Bericht des PCE für Oktober und November, veröffentlicht vom BEA, zeigt, dass die US-Inflation um 0,2% monatlich sowohl im Gesamt-PCE als auch im Kern-PCE gestiegen ist, was den jährlichen Anstieg des Kern-PCE auf etwa 2,8% bringt — immer noch über dem Zielwert von 2% der Fed. Da die aktuellen Daten jedoch „geglättet“ wurden, weil Eingaben fehlen, betrachten die Märkte dies eher als ein Ereignis mit höherer Unsicherheit als als einen klaren Inflationsschock.
Bitcoin reagiert daher sehr zurückhaltend, hauptsächlich seitwärts. Der eigentliche Fokus liegt nicht auf der Inflationszahl, sondern darauf, wie die Marktzinsen — insbesondere die realen Renditen — die Daten interpretieren. Die realen Renditen sind der entscheidende Faktor für die Opportunitätskosten des Haltens von BTC und die Liquiditätsbedingungen für risikoreiche Vermögenswerte.
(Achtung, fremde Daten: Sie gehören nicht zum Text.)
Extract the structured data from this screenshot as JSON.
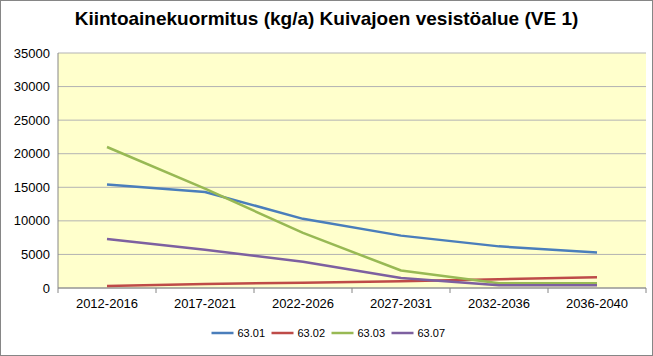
{
  "chart_data": {
    "type": "line",
    "title": "Kiintoainekuormitus (kg/a) Kuivajoen vesistöalue (VE 1)",
    "categories": [
      "2012-2016",
      "2017-2021",
      "2022-2026",
      "2027-2031",
      "2032-2036",
      "2036-2040"
    ],
    "series": [
      {
        "name": "63.01",
        "color": "#4a7ebb",
        "values": [
          15400,
          14300,
          10300,
          7800,
          6200,
          5300
        ]
      },
      {
        "name": "63.02",
        "color": "#be4b48",
        "values": [
          300,
          600,
          800,
          1000,
          1300,
          1600
        ]
      },
      {
        "name": "63.03",
        "color": "#98b954",
        "values": [
          21000,
          14800,
          8200,
          2600,
          700,
          700
        ]
      },
      {
        "name": "63.07",
        "color": "#7d60a0",
        "values": [
          7300,
          5700,
          3900,
          1500,
          400,
          400
        ]
      }
    ],
    "ylim": [
      0,
      35000
    ],
    "yticks": [
      0,
      5000,
      10000,
      15000,
      20000,
      25000,
      30000,
      35000
    ],
    "grid": true,
    "legend": "bottom"
  }
}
Im Kontext eines weiterhin starken Wirtschaftswachstums und einer noch „anhaftenden“ Kerninflation hat die Fed einen weiteren Grund, geduldig zu sein, anstatt die Zinssätze hastig zu senken. Dies begrenzt die Möglichkeit, dass die Renditen schnell fallen — ein Faktor, der für Bitcoin viel wichtiger ist als die eigentliche Inflations- oder BIP-Headline.
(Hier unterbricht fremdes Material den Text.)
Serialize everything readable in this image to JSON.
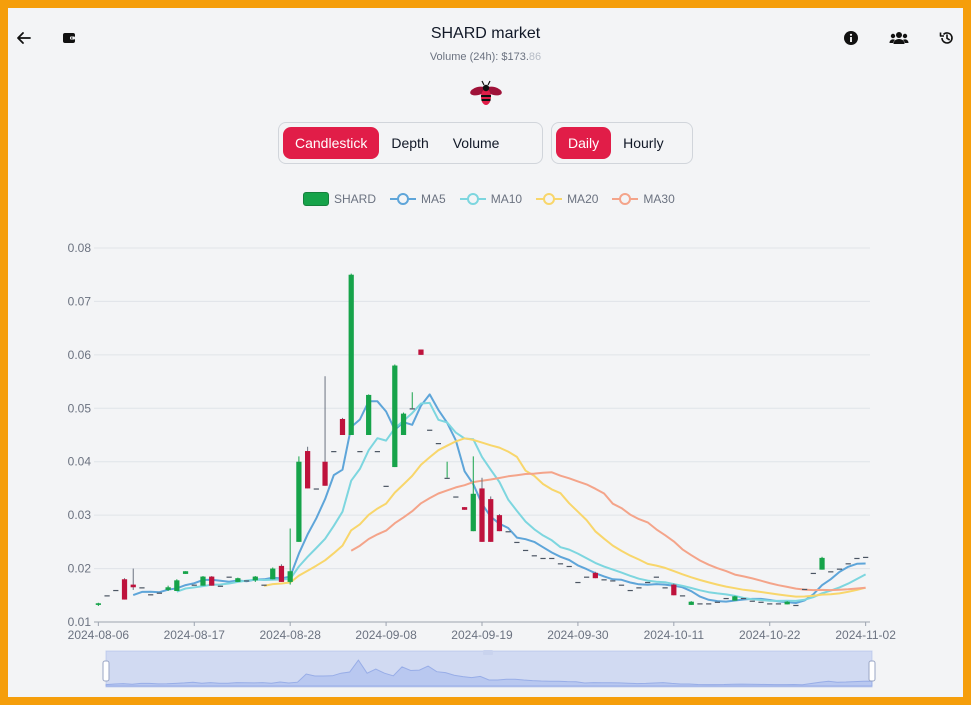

Fazit: Der PCE-Bericht dieses Mal schafft vor allem den Rahmen, anstatt einen Impuls zu setzen. Die Märkte warten auf die nächste „saubere“ Inflationsdaten, um den Trend zu bestätigen, während das eindeutigste makroökonomische Signal für Bitcoin derzeit noch von den Entwicklungen am Marktzins abhängt.